Nadya wrapped his finger more sharply than she needed to, just enough to remind him the hand was still attached to him.
“They say drift causes injury, but bodies are not machines,” she said.
Ilyr looked toward the archway. The hall waited for him. Without a cadence lead, the crews would return to memory, and now memory had rules wrapped around it.
“I know,” he said, almost too softly to survive the furnace noise.
Nadya tied the wrap and let him stand. For one breath she thought he might say something else. Ask where Tovahk was. Confess to knowing where Tovahk was. Instead he went back through the archway and lifted his bandaged hand where all four crews could see it.
The song began again.
One iron for the mountain.
One breath for the flame.
One hand for the Empire.
One song for the same.
The tempo held for two lines.
Then, before the west crew’s turn, Ilyr gave them half a breath. It wasn’t enough to name, but the workers breathed where the old cadence had taught them breath belonged. The hammers fell true after that.
Nadya wished they had not.
Ilyr kept his bandaged hand raised. His face did not change. The approved words went on in his cracked voice, and beneath them the forbidden pause passed through the crews like a held wound.

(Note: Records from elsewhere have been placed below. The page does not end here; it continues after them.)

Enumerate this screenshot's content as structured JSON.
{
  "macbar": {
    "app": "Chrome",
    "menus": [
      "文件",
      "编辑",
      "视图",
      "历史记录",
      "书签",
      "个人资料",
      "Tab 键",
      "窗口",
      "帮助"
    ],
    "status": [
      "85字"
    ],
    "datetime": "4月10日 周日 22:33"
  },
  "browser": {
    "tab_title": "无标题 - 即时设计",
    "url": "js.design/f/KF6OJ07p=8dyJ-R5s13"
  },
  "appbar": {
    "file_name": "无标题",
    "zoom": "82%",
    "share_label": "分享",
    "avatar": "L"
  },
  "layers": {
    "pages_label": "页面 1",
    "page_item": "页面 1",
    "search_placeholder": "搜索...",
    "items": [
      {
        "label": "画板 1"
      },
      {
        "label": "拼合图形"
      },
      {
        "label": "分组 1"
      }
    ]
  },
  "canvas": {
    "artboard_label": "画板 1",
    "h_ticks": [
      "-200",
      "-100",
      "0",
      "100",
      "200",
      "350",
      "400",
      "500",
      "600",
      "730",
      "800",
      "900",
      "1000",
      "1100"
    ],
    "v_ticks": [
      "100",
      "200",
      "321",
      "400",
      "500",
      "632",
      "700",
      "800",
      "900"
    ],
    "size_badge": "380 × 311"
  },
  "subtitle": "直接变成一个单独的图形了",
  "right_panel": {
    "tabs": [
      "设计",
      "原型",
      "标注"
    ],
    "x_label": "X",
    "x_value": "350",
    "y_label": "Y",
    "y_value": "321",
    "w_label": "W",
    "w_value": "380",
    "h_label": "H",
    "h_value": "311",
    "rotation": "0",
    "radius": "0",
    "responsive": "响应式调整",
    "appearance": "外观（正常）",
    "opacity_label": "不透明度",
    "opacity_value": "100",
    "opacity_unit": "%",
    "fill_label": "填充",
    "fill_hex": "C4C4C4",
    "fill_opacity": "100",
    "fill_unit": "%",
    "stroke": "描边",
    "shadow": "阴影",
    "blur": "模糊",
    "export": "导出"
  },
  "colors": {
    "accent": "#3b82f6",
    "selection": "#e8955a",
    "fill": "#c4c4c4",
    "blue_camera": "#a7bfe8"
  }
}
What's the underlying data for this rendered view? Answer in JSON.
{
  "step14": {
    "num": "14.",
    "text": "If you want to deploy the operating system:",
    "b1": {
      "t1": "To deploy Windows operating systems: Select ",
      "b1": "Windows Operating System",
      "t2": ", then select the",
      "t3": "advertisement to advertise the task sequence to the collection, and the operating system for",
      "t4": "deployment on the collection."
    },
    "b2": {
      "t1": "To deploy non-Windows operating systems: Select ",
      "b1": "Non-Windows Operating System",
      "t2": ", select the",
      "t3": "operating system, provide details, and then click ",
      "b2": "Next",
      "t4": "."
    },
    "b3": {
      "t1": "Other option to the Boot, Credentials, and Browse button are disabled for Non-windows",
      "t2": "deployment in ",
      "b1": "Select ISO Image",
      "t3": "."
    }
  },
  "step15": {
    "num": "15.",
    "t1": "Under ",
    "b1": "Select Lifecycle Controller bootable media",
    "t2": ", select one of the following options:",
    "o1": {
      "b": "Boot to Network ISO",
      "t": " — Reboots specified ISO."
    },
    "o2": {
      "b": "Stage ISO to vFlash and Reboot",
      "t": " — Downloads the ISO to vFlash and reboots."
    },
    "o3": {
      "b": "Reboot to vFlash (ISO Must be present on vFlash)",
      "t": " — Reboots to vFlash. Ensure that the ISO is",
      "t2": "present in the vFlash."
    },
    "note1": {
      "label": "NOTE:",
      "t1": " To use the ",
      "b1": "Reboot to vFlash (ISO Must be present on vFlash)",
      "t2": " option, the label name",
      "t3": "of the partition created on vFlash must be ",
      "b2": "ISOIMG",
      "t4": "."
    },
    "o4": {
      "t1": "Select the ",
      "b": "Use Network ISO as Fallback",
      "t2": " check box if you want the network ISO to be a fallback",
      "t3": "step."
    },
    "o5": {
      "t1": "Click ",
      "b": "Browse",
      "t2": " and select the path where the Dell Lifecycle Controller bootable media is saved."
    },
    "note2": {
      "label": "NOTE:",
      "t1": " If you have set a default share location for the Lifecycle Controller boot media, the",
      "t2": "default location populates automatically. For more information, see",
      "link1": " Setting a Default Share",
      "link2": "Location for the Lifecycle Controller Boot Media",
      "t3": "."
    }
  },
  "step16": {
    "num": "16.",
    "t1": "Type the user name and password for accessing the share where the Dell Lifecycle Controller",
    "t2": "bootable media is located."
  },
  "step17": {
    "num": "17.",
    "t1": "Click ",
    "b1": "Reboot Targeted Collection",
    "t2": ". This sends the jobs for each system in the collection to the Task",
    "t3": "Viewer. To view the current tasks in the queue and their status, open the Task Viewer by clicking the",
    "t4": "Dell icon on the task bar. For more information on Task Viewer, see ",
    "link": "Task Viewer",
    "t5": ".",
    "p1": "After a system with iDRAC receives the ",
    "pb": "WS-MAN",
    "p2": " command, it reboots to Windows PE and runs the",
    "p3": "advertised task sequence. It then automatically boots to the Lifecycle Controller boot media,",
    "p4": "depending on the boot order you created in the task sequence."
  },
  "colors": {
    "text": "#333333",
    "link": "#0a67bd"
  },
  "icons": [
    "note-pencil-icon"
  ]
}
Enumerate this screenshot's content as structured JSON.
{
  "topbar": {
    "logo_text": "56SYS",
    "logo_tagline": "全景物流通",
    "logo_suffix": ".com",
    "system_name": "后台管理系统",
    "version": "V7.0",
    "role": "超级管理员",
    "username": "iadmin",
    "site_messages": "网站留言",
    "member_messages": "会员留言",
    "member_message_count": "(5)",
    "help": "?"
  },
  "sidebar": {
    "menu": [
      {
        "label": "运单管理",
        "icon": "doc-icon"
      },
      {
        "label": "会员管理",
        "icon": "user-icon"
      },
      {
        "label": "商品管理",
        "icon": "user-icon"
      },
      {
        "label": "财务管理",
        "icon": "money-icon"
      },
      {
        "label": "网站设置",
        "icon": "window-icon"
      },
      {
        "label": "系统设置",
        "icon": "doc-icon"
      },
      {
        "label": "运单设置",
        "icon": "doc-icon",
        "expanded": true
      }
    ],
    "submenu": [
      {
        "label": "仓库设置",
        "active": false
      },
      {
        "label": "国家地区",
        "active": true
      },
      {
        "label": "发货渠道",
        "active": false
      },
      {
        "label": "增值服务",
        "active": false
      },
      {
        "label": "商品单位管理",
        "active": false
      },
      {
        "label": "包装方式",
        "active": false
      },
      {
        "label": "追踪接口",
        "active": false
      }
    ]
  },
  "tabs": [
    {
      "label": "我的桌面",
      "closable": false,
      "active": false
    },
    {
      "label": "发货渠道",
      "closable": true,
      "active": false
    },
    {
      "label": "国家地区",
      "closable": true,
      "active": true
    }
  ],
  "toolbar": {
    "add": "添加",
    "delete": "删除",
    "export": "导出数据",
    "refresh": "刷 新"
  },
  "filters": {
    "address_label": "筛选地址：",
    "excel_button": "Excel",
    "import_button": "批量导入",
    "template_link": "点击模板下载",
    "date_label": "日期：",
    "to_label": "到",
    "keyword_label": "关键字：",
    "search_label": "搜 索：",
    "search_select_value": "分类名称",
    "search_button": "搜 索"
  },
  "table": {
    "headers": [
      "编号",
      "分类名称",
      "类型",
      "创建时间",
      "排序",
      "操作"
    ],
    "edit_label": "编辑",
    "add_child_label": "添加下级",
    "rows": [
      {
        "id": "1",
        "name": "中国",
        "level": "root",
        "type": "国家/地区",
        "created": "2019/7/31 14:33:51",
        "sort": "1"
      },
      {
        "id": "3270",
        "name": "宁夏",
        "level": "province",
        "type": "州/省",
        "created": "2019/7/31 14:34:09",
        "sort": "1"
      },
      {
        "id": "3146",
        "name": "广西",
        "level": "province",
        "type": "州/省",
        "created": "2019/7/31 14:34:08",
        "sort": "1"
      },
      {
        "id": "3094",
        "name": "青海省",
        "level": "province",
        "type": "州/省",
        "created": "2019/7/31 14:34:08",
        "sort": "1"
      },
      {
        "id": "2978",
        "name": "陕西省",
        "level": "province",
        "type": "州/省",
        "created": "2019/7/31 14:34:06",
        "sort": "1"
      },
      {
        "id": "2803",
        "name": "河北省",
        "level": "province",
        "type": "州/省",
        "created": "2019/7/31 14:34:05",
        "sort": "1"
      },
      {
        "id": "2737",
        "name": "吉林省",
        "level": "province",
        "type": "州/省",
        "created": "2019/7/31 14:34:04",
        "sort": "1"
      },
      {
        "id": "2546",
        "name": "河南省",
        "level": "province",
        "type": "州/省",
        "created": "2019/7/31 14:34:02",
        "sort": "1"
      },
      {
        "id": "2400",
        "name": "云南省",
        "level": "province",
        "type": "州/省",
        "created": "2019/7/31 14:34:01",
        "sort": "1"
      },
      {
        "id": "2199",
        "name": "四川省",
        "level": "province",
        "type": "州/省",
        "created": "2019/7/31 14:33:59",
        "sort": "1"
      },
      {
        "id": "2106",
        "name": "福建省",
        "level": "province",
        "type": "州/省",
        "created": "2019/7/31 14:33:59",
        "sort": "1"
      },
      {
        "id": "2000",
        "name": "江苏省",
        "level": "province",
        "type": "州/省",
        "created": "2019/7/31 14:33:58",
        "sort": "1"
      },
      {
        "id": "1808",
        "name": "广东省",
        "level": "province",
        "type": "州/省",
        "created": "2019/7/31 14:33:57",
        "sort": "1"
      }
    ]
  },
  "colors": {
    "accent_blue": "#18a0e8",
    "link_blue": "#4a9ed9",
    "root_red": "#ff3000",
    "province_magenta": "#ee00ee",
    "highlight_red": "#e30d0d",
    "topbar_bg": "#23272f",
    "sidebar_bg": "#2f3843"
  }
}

At shift end, Nadya opened the ledger.
There were boxes for injury type, worker name, crew, treatment, severity, return status, and contributing cause. The Empire loved a cause. A cause could be corrected, assigned, punished, sealed, transferred, and archived. A cause made suffering into a tidy thing with a handle.
Nadya reached the contributing cause column and held the pen above the page. Worker inattention would be accepted. Fatigue would be ignored. Anything else would be dangerous. Nadya listened to the last of the crews leaving the hall. Their steps dragged. Their voices stayed low. The notice’s corners had dried flat against the stone.
Nadya wrote:
Unsafe production tempo following cadence alteration. Missed rest intervals. Sustained heat exposure.
She sanded the ink before she could reconsider.
The words looked clean on the page. Almost medicinal. Something an office could carry away without ever touching the hand, the shoulder, the missing man, or the breath that had been taken from the room.
Only then did Nadya lie down on the cot behind the linen screen. Her hands smelled of smoke and soap. Her head rang with hammerfall. Sleep waited somewhere nearby, narrow and suspicious.
Beyond the infirmary wall, the approved song began again. This time, Nadya did not hear the old words. She heard where they should have been.